A recent paper by Jobanputra (Jobanputra and
Clausi, 2006) tackles the boundary response problem
by choosing a set of texture features which give a
smoothed step response at object boundaries for a
given dataset. If segmentation is then run at a high
enough scale the boundary response values will be
assigned to classes either side of the boundary. This
approach is not data and model independent and it is
difficult to prove that a given feature extraction
algorithm will always give a smoothed step edge at
object boundaries for a given data type. Also since
we may only choose features which give a smoothed
step edge this limits the texture features which may
be used therefore reducing class separability
Another approach to tackle the boundary
response problem is to perform separable 2-D
median filtering of the feature images. Median
filtering is a smoothing technique which can
preserve discontinuities in a step function (Lim,
1989). It is robust to noise or outliers having a size
less then half the size of the median filter used. Thus
any median filter used to remove object boundary
responses must be at least twice the width of any
object boundary response if it is to be removed.
From the above discussion, the separable median
filtering approach of (O'Callaghan and Bull 2005)
represents the current best solution to the boundary
response problem. It is data and model independent,
can remove boundary responses that are either
negative or positive in relation to neighbourhood
values and also removes responses which are due to
a pure intensity edge. In the following section we
will perform a detailed evaluation of the different
types of boundary responses that may occur and the
results after this separable median filtering approach
has been applied in an attempt remove them.
3 TYPES OF OBJECT
BOUNDARY RESPONSES AND
MEDIAN FILTERING
When a window extracting texture features moves
across the boundary between two objects one of a
number of responses may occur. The first is a
response which is similar to a smoothed step edge as
shown in Figure 4(a). The result after applying a
median filter with greater extent then twice the
width of the boundary response is shown in Figure
4(b). Median filtering fails to remove such a
boundary response.
(a) (b)
Figure 4: A smoothed step like boundary response is
shown in (a) and the result post median filtering in (b).
A second type of boundary response which may
occur is a response which is positive with respect to
neighbouring values. An example such a response is
shown in Figure 5(a) and the result after applying a
median filter with greater extent than twice the
width of the boundary response is shown in Figure
5(b). Although median filtering removes the part of
the boundary response which is positive with respect
to all neighbouring values, it fails to remove the
section of the response which resembles a smoothed
step edge.
Other forms of boundary response which may
occur include a response which is negative with
respect to neighbouring values. No response to a
boundary between two objects which have similar
REMOVING THE TEXTURE FEATURE RESPONSE TO OBJECT BOUNDARIES
365
texture properties and respond equally to the texture
feature extraction algorithm. This is represented in
two dimensions by a straight horizontal line. A
positive or negative response relative to similar
neighbouring values on both sides, this is
represented in two dimensions by a straight
horizontal line containing a region of relative
positive or negative values. A pure intensity
boundary usually results in this form of boundary
response.
In all the above forms of texture boundary
responses, separable median filtering will remove
the section of the response which is positive or
negative with respect to neighbouring values on both
sides. It will fail to remove a section of the response
if it contains values which are between the two
levels on either side as shown in Figures 4 and 5.
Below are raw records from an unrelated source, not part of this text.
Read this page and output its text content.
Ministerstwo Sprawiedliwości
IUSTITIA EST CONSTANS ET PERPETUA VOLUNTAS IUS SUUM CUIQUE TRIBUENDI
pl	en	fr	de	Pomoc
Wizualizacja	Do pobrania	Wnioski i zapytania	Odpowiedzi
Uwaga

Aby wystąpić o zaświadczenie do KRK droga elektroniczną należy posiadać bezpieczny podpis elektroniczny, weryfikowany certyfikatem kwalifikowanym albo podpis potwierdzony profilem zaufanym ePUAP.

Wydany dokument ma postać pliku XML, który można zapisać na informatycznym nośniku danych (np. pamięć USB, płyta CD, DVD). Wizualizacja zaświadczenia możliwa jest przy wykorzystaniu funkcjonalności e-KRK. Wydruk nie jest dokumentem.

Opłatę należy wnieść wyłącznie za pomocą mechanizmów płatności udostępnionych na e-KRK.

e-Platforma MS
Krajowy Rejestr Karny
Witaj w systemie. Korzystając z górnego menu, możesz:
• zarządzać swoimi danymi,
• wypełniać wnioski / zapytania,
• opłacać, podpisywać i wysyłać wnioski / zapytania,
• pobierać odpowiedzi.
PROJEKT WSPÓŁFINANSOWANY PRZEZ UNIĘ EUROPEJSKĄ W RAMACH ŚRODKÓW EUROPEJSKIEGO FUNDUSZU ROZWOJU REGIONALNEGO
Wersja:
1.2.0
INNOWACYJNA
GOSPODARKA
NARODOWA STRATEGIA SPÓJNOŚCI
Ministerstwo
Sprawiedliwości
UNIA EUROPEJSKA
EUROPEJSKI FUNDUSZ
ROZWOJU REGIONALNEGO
This property of median filtering presents the
problem of how to perform segmentation using these
features without the generation of unwanted
segments along object boundaries, given that
separable median filtering will not remove the entire
boundary response. To achieve this we propose two
solutions, the first involves post-processing of the
median filtered images, and the second involves a
separate filtering technique. We will discuss each of
these in turn now.
(a) (b)
Figure 5: A boundary response which is positive with
respect to neighbouring values is shown in (a) and the
result post median filtering in (b).
The first approach we propose is to perform
segmentation at a greater spatial scale then the
extent of the sections of boundary response which
remain post separable median filtering. The
boundary responses remaining after separable
median filtering will in general be significantly
smaller then the scale of the window used in texture
feature extraction. Also the section of the boundary
response remaining will already resemble a step
edge at a higher scale due to the fact that it will
contain continuously increasing or decreasing
values. In fact it could be described as a smooth step
edge containing some noise. These two facts permit
the use of smoothing with a small Gaussian kernel
relative to the scale used in feature extraction. The
effect is to produce features represented at a spatial
scale where unwanted segments along boundaries
will not appear in the segmentation result. One
drawback of this method is that Gaussian smoothing
will always introduce a loss in boundary
localization. Figure 6 (a) shows the result of this
technique applied to Figure 3. An alternative
approach would be to perform the segmentation
algorithm at a higher scale, but this would lead to
under-segmentation if all boundaries did have
similar absolute differences.
(a) (b)
Figure 6: The results of both texture boundary response
removal techniques.
The second approach we propose to tackle the
boundary response problem involves the processing
of the feature image with a new filtering technique.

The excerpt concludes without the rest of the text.